I thought the uninformative Beta(1, 1) prior (which assigns identical likelihood to all possible p values) counterpart for our case where the likelihood function is Gaussian with unknown mean and known variance should be Normal(0, inf). Reference: Section 2.7 of https://www.cs.ubc.ca/~murphyk/Papers/bayesGauss.pdf. Though this is an improper prior, it's posterior will become proper given at least one observation (with mean equal to the observation and variance equal to the reward distribution's variance). Assuming this makes sense, I think we might still allow the user to specify the mean and variance of the prior distribution of mu, but default to 0 and inf if not given. Initial calls to predict when there are still arms with improper priors should be treated as part of an initial exploration stage, where we must try one random cold arm.

About the unit variance I mentioned in the previous comment, I was actually talking about our reward distribution (Gaussian with unknown mean (mu) and known variance), not the prior distribution for mu. Say for instance a use case of this bandit observes rewards [1, 2, 3, 4, 5] (variance 2), and another different use case observes [100, 200, 300, 400, 500] (variance 20000), and this difference in "scale" might not known when the bandit is constructed (a purely online case where there is no training set).
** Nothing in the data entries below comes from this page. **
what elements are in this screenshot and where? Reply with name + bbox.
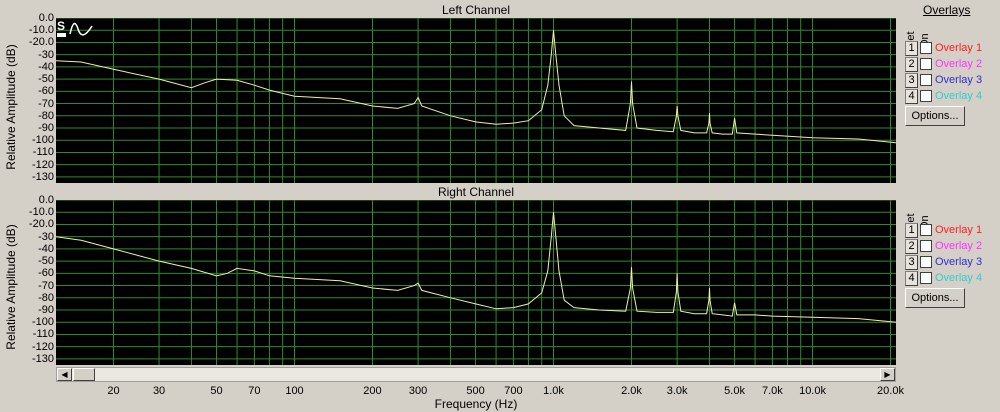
x-tick-label: 7.0k xyxy=(762,385,783,397)
left-y-ticks: 0.0 -10.0 -20.0 -30 -40 -50 -60 -70 -80 -90 -100 -1… xyxy=(14,13,54,183)
y-tick-label: 0.0 xyxy=(38,12,54,24)
x-tick-label: 1.0k xyxy=(543,385,564,397)
x-tick-label: 300 xyxy=(408,385,428,397)
overlay-label-1: Overlay 1 xyxy=(935,42,983,54)
right-channel-title: Right Channel xyxy=(437,185,515,199)
overlay-label-4: Overlay 4 xyxy=(935,90,983,102)
spectrum-logo-icon: S xyxy=(57,19,93,37)
overlay-on-checkbox-4[interactable] xyxy=(920,272,932,284)
options-button[interactable]: Options... xyxy=(905,106,965,126)
y-tick-label: -110 xyxy=(32,328,54,341)
y-tick-label: -60 xyxy=(38,85,54,98)
overlay-on-checkbox-4[interactable] xyxy=(920,90,932,102)
overlay-on-checkbox-3[interactable] xyxy=(920,74,932,86)
overlay-label-3: Overlay 3 xyxy=(935,256,983,268)
y-tick-label: -60 xyxy=(38,267,54,280)
overlay-set-button-3[interactable]: 3 xyxy=(905,254,918,270)
overlay-row-1[interactable]: 1 Overlay 1 xyxy=(905,222,982,238)
y-tick-label: -30 xyxy=(38,48,54,61)
overlay-on-checkbox-2[interactable] xyxy=(920,58,932,70)
y-tick-label: 0.0 xyxy=(38,194,54,206)
overlay-label-1: Overlay 1 xyxy=(935,224,983,236)
x-tick-label: 10.0k xyxy=(799,385,826,397)
overlay-on-checkbox-3[interactable] xyxy=(920,256,932,268)
overlay-set-button-4[interactable]: 4 xyxy=(905,88,918,104)
overlay-row-4[interactable]: 4 Overlay 4 xyxy=(905,88,982,104)
overlay-set-button-3[interactable]: 3 xyxy=(905,72,918,88)
y-tick-label: -30 xyxy=(38,230,54,243)
overlay-row-3[interactable]: 3 Overlay 3 xyxy=(905,254,982,270)
overlay-on-checkbox-2[interactable] xyxy=(920,240,932,252)
left-channel-plot[interactable]: S xyxy=(56,18,896,183)
y-tick-label: -80 xyxy=(38,109,54,122)
x-tick-label: 100 xyxy=(285,385,304,397)
y-tick-label: -90 xyxy=(38,122,54,134)
overlay-label-2: Overlay 2 xyxy=(935,58,983,70)
y-tick-label: -20.0 xyxy=(28,218,54,231)
overlay-row-2[interactable]: 2 Overlay 2 xyxy=(905,56,982,72)
x-tick-label: 500 xyxy=(466,385,485,397)
y-tick-label: -120 xyxy=(31,340,54,353)
y-tick-label: -120 xyxy=(31,158,54,171)
y-tick-label: -90 xyxy=(38,304,54,316)
x-tick-label: 700 xyxy=(504,385,523,397)
scroll-right-icon[interactable]: ▶ xyxy=(880,368,895,381)
y-tick-label: -100 xyxy=(31,134,54,147)
x-tick-label: 20 xyxy=(107,385,120,397)
x-axis-label: Frequency (Hz) xyxy=(434,397,518,411)
overlay-row-2[interactable]: 2 Overlay 2 xyxy=(905,238,982,254)
y-tick-label: -130 xyxy=(31,170,54,183)
options-button[interactable]: Options... xyxy=(905,288,965,308)
overlay-set-button-1[interactable]: 1 xyxy=(905,40,918,56)
overlay-label-3: Overlay 3 xyxy=(935,74,983,86)
overlay-label-4: Overlay 4 xyxy=(935,272,983,284)
overlay-set-button-2[interactable]: 2 xyxy=(905,238,918,254)
y-tick-label: -10.0 xyxy=(28,206,54,219)
x-tick-label: 20.0k xyxy=(877,385,904,397)
x-tick-label: 70 xyxy=(248,385,261,397)
y-tick-label: -50 xyxy=(38,255,54,268)
x-tick-label: 50 xyxy=(210,385,223,397)
right-channel-plot[interactable] xyxy=(56,200,896,365)
overlays-title: Overlays xyxy=(923,3,971,17)
y-tick-label: -40 xyxy=(38,60,54,73)
right-y-ticks: 0.0 -10.0 -20.0 -30 -40 -50 -60 -70 -80 -90 -100 -1… xyxy=(14,195,54,365)
y-tick-label: -20.0 xyxy=(28,36,54,49)
left-channel-svg xyxy=(56,18,896,183)
x-tick-label: 2.0k xyxy=(621,385,642,397)
frequency-scrollbar[interactable]: ◀ ▶ xyxy=(56,367,896,382)
overlay-row-1[interactable]: 1 Overlay 1 xyxy=(905,40,982,56)
right-overlay-panel: Set On 1 Overlay 1 2 Overlay 2 3 Overlay… xyxy=(903,202,998,312)
overlay-row-3[interactable]: 3 Overlay 3 xyxy=(905,72,982,88)
x-tick-label: 3.0k xyxy=(666,385,688,397)
overlay-label-2: Overlay 2 xyxy=(935,240,983,252)
left-channel-title: Left Channel xyxy=(441,3,511,17)
x-tick-label: 200 xyxy=(363,385,382,397)
overlay-set-button-4[interactable]: 4 xyxy=(905,270,918,286)
left-overlay-panel: Set On 1 Overlay 1 2 Overlay 2 3 Overlay… xyxy=(903,20,998,130)
overlay-row-4[interactable]: 4 Overlay 4 xyxy=(905,270,982,286)
overlay-on-checkbox-1[interactable] xyxy=(920,42,932,54)
y-tick-label: -70 xyxy=(38,279,54,292)
right-channel-svg xyxy=(56,200,896,365)
scroll-left-icon[interactable]: ◀ xyxy=(57,368,72,381)
y-tick-label: -70 xyxy=(38,97,54,110)
y-tick-label: -110 xyxy=(32,146,54,159)
y-tick-label: -10.0 xyxy=(28,24,54,37)
overlay-on-checkbox-1[interactable] xyxy=(920,224,932,236)
y-tick-label: -50 xyxy=(38,73,54,86)
y-tick-label: -100 xyxy=(31,316,54,329)
x-tick-label: 5.0k xyxy=(724,385,745,397)
y-tick-label: -40 xyxy=(38,242,54,255)
overlay-set-button-1[interactable]: 1 xyxy=(905,222,918,238)
overlay-set-button-2[interactable]: 2 xyxy=(905,56,918,72)
y-tick-label: -80 xyxy=(38,291,54,304)
y-tick-label: -130 xyxy=(31,352,54,365)
scrollbar-thumb[interactable] xyxy=(73,368,95,381)
svg-text:S: S xyxy=(57,19,65,33)
x-tick-label: 30 xyxy=(152,385,166,397)
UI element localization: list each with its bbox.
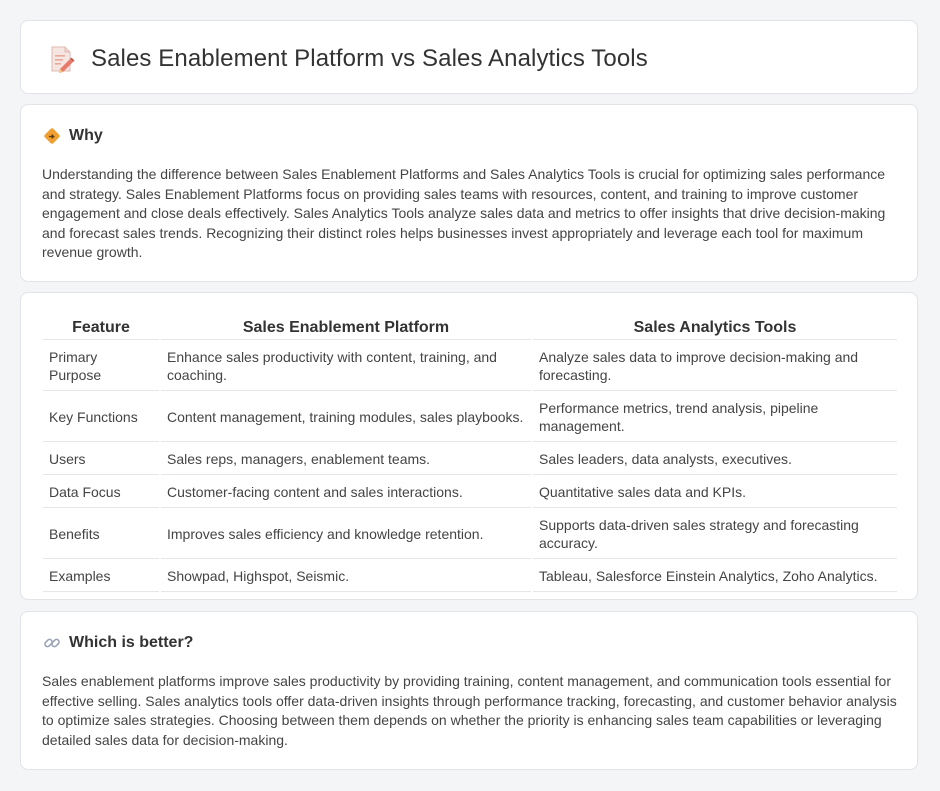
table-row: Users Sales reps, managers, enablement t… <box>43 444 897 475</box>
table-row: Examples Showpad, Highspot, Seismic. Tab… <box>43 561 897 592</box>
row-analytics-cell: Sales leaders, data analysts, executives… <box>533 444 897 475</box>
why-card: Why Understanding the difference between… <box>20 104 918 282</box>
row-analytics-cell: Performance metrics, trend analysis, pip… <box>533 393 897 442</box>
row-enablement-cell: Showpad, Highspot, Seismic. <box>161 561 531 592</box>
row-analytics-cell: Tableau, Salesforce Einstein Analytics, … <box>533 561 897 592</box>
row-analytics-cell: Analyze sales data to improve decision-m… <box>533 342 897 391</box>
link-icon <box>44 638 60 648</box>
column-header-feature: Feature <box>43 315 159 340</box>
row-feature-cell: Primary Purpose <box>43 342 159 391</box>
table-row: Data Focus Customer-facing content and s… <box>43 477 897 508</box>
title-row: Sales Enablement Platform vs Sales Analy… <box>45 43 648 75</box>
table-row: Key Functions Content management, traini… <box>43 393 897 442</box>
better-title: Which is better? <box>69 634 194 651</box>
diamond-sign-icon <box>44 128 60 144</box>
why-body: Understanding the difference between Sal… <box>42 166 886 260</box>
row-enablement-cell: Content management, training modules, sa… <box>161 393 531 442</box>
why-title: Why <box>69 127 103 144</box>
column-header-enablement: Sales Enablement Platform <box>161 315 531 340</box>
better-body: Sales enablement platforms improve sales… <box>42 673 897 748</box>
comparison-card: Feature Sales Enablement Platform Sales … <box>20 292 918 600</box>
better-card: Which is better? Sales enablement platfo… <box>20 611 918 770</box>
row-feature-cell: Users <box>43 444 159 475</box>
table-header-row: Feature Sales Enablement Platform Sales … <box>43 315 897 340</box>
document-pencil-icon <box>51 46 75 73</box>
better-heading: Which is better? <box>43 634 193 652</box>
row-feature-cell: Examples <box>43 561 159 592</box>
comparison-table: Feature Sales Enablement Platform Sales … <box>41 313 899 594</box>
row-enablement-cell: Sales reps, managers, enablement teams. <box>161 444 531 475</box>
row-analytics-cell: Quantitative sales data and KPIs. <box>533 477 897 508</box>
table-row: Benefits Improves sales efficiency and k… <box>43 510 897 559</box>
row-feature-cell: Benefits <box>43 510 159 559</box>
title-card: Sales Enablement Platform vs Sales Analy… <box>20 20 918 94</box>
why-heading: Why <box>43 127 103 145</box>
row-enablement-cell: Improves sales efficiency and knowledge … <box>161 510 531 559</box>
row-analytics-cell: Supports data-driven sales strategy and … <box>533 510 897 559</box>
page-title: Sales Enablement Platform vs Sales Analy… <box>91 45 648 72</box>
row-feature-cell: Data Focus <box>43 477 159 508</box>
column-header-analytics: Sales Analytics Tools <box>533 315 897 340</box>
table-row: Primary Purpose Enhance sales productivi… <box>43 342 897 391</box>
row-enablement-cell: Customer-facing content and sales intera… <box>161 477 531 508</box>
row-feature-cell: Key Functions <box>43 393 159 442</box>
row-enablement-cell: Enhance sales productivity with content,… <box>161 342 531 391</box>
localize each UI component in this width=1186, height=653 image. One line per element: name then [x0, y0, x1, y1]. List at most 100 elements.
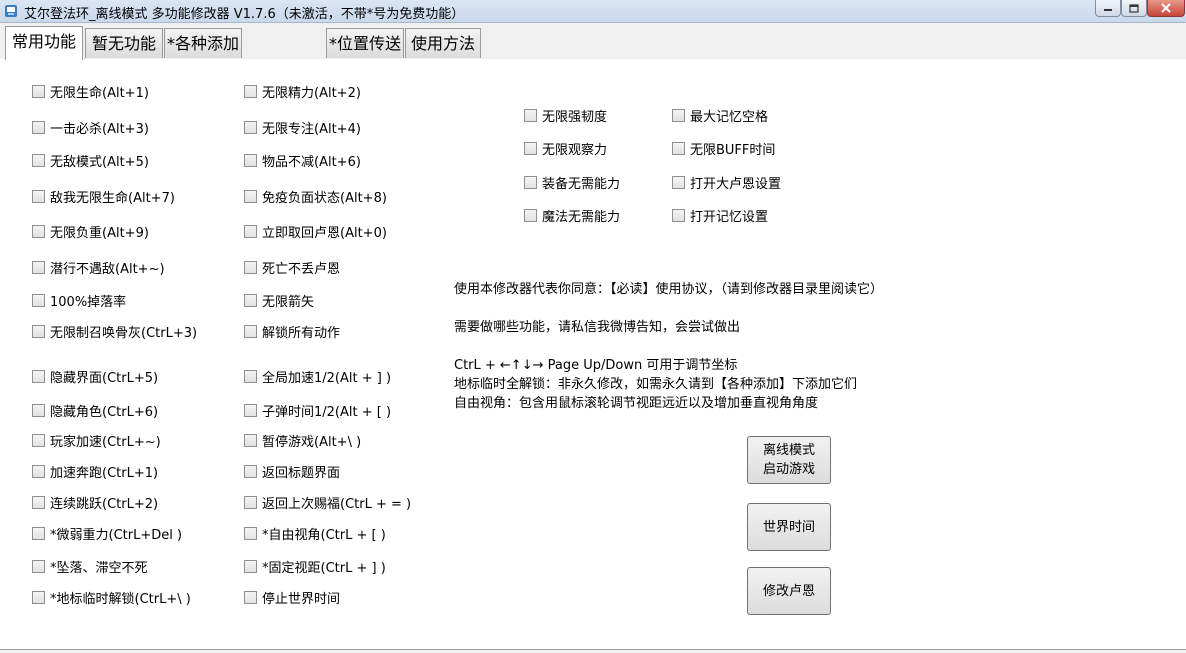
- checkbox-box[interactable]: [244, 369, 257, 383]
- checkbox-box[interactable]: [32, 120, 45, 134]
- checkbox-item[interactable]: 无限箭矢: [244, 292, 314, 310]
- checkbox-box[interactable]: [244, 590, 257, 604]
- checkbox-item[interactable]: 停止世界时间: [244, 589, 340, 607]
- tab-add[interactable]: *各种添加: [164, 28, 242, 58]
- checkbox-item[interactable]: 100%掉落率: [32, 292, 126, 310]
- modify-runes-button[interactable]: 修改卢恩: [747, 567, 831, 615]
- checkbox-item[interactable]: 子弹时间1/2(Alt + [ ): [244, 402, 392, 420]
- checkbox-item[interactable]: 无限强韧度: [524, 107, 607, 125]
- window-title: 艾尔登法环_离线模式 多功能修改器 V1.7.6（未激活，不带*号为免费功能）: [24, 7, 465, 22]
- checkbox-item[interactable]: 隐藏界面(CtrL+5): [32, 368, 158, 386]
- close-button[interactable]: [1147, 0, 1185, 17]
- checkbox-box[interactable]: [32, 495, 45, 509]
- checkbox-item[interactable]: 物品不减(Alt+6): [244, 152, 361, 170]
- checkbox-item[interactable]: *地标临时解锁(CtrL+\ ): [32, 589, 191, 607]
- checkbox-box[interactable]: [32, 189, 45, 203]
- title-bar[interactable]: 艾尔登法环_离线模式 多功能修改器 V1.7.6（未激活，不带*号为免费功能）: [0, 0, 1186, 23]
- checkbox-item[interactable]: 玩家加速(CtrL+~): [32, 432, 161, 450]
- checkbox-item[interactable]: 无限专注(Alt+4): [244, 119, 361, 137]
- checkbox-box[interactable]: [32, 224, 45, 238]
- checkbox-box[interactable]: [244, 260, 257, 274]
- checkbox-box[interactable]: [244, 433, 257, 447]
- checkbox-box[interactable]: [524, 108, 537, 122]
- checkbox-item[interactable]: 暂停游戏(Alt+\ ): [244, 432, 361, 450]
- tab-none[interactable]: 暂无功能: [85, 28, 163, 58]
- checkbox-item[interactable]: *微弱重力(CtrL+Del ): [32, 525, 182, 543]
- checkbox-box[interactable]: [32, 464, 45, 478]
- checkbox-label: 加速奔跑(CtrL+1): [50, 465, 159, 481]
- checkbox-item[interactable]: 装备无需能力: [524, 174, 620, 192]
- checkbox-box[interactable]: [524, 208, 537, 222]
- checkbox-item[interactable]: *坠落、滞空不死: [32, 558, 148, 576]
- checkbox-box[interactable]: [32, 526, 45, 540]
- checkbox-label: 无限精力(Alt+2): [262, 85, 361, 101]
- checkbox-item[interactable]: 无限精力(Alt+2): [244, 83, 361, 101]
- checkbox-box[interactable]: [244, 403, 257, 417]
- tab-common[interactable]: 常用功能: [5, 26, 83, 60]
- checkbox-box[interactable]: [244, 293, 257, 307]
- world-time-button[interactable]: 世界时间: [747, 503, 831, 551]
- checkbox-item[interactable]: 无限负重(Alt+9): [32, 223, 149, 241]
- checkbox-item[interactable]: 潜行不遇敌(Alt+~): [32, 259, 165, 277]
- checkbox-box[interactable]: [244, 559, 257, 573]
- checkbox-item[interactable]: 返回上次赐福(CtrL + = ): [244, 494, 411, 512]
- checkbox-item[interactable]: 敌我无限生命(Alt+7): [32, 188, 175, 206]
- checkbox-item[interactable]: 免疫负面状态(Alt+8): [244, 188, 387, 206]
- checkbox-item[interactable]: *固定视距(CtrL + ] ): [244, 558, 386, 576]
- checkbox-box[interactable]: [244, 526, 257, 540]
- checkbox-item[interactable]: 隐藏角色(CtrL+6): [32, 402, 158, 420]
- checkbox-box[interactable]: [244, 120, 257, 134]
- checkbox-box[interactable]: [32, 590, 45, 604]
- maximize-button[interactable]: [1121, 0, 1147, 17]
- checkbox-item[interactable]: 连续跳跃(CtrL+2): [32, 494, 158, 512]
- checkbox-item[interactable]: 最大记忆空格: [672, 107, 768, 125]
- tab-usage[interactable]: 使用方法: [405, 28, 481, 58]
- checkbox-box[interactable]: [244, 495, 257, 509]
- checkbox-box[interactable]: [672, 208, 685, 222]
- checkbox-item[interactable]: 加速奔跑(CtrL+1): [32, 463, 159, 481]
- checkbox-item[interactable]: 无敌模式(Alt+5): [32, 152, 149, 170]
- checkbox-box[interactable]: [32, 403, 45, 417]
- offline-launch-button[interactable]: 离线模式 启动游戏: [747, 436, 831, 484]
- checkbox-box[interactable]: [524, 141, 537, 155]
- checkbox-item[interactable]: 全局加速1/2(Alt + ] ): [244, 368, 392, 386]
- checkbox-box[interactable]: [244, 324, 257, 338]
- checkbox-box[interactable]: [672, 175, 685, 189]
- checkbox-box[interactable]: [244, 189, 257, 203]
- checkbox-item[interactable]: 魔法无需能力: [524, 207, 620, 225]
- checkbox-item[interactable]: 无限制召唤骨灰(CtrL+3): [32, 323, 197, 341]
- checkbox-box[interactable]: [32, 153, 45, 167]
- checkbox-box[interactable]: [32, 559, 45, 573]
- checkbox-box[interactable]: [244, 464, 257, 478]
- checkbox-box[interactable]: [672, 108, 685, 122]
- checkbox-item[interactable]: 打开记忆设置: [672, 207, 768, 225]
- checkbox-label: 敌我无限生命(Alt+7): [50, 190, 175, 206]
- checkbox-item[interactable]: 立即取回卢恩(Alt+0): [244, 223, 387, 241]
- checkbox-item[interactable]: 一击必杀(Alt+3): [32, 119, 149, 137]
- checkbox-box[interactable]: [524, 175, 537, 189]
- checkbox-box[interactable]: [672, 141, 685, 155]
- checkbox-box[interactable]: [32, 260, 45, 274]
- checkbox-item[interactable]: *自由视角(CtrL + [ ): [244, 525, 386, 543]
- checkbox-item[interactable]: 打开大卢恩设置: [672, 174, 781, 192]
- checkbox-item[interactable]: 无限BUFF时间: [672, 140, 775, 158]
- checkbox-label: 立即取回卢恩(Alt+0): [262, 225, 387, 241]
- checkbox-box[interactable]: [32, 433, 45, 447]
- checkbox-box[interactable]: [32, 369, 45, 383]
- checkbox-item[interactable]: 返回标题界面: [244, 463, 340, 481]
- checkbox-item[interactable]: 无限观察力: [524, 140, 607, 158]
- checkbox-box[interactable]: [244, 153, 257, 167]
- tab-teleport[interactable]: *位置传送: [326, 28, 404, 58]
- checkbox-box[interactable]: [32, 84, 45, 98]
- checkbox-label: 子弹时间1/2(Alt + [ ): [262, 404, 392, 420]
- checkbox-item[interactable]: 无限生命(Alt+1): [32, 83, 149, 101]
- checkbox-box[interactable]: [32, 324, 45, 338]
- checkbox-item[interactable]: 解锁所有动作: [244, 323, 340, 341]
- checkbox-box[interactable]: [244, 224, 257, 238]
- checkbox-box[interactable]: [244, 84, 257, 98]
- minimize-button[interactable]: [1095, 0, 1121, 17]
- checkbox-item[interactable]: 死亡不丢卢恩: [244, 259, 340, 277]
- checkbox-label: 潜行不遇敌(Alt+~): [50, 261, 165, 277]
- checkbox-label: 全局加速1/2(Alt + ] ): [262, 370, 392, 386]
- checkbox-box[interactable]: [32, 293, 45, 307]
Forcing the user to select unit variance for the reward distribution considering this scale problem seemed suboptimal to me. If so, we should allow the user to choose the variance of the reward distribution.

skadio commented 2 years ago

Hope all is well, and your submission is now all good! Let’s us archive this issue now for future reference inc case it comes handy for others. Thank you again for the positive feedback!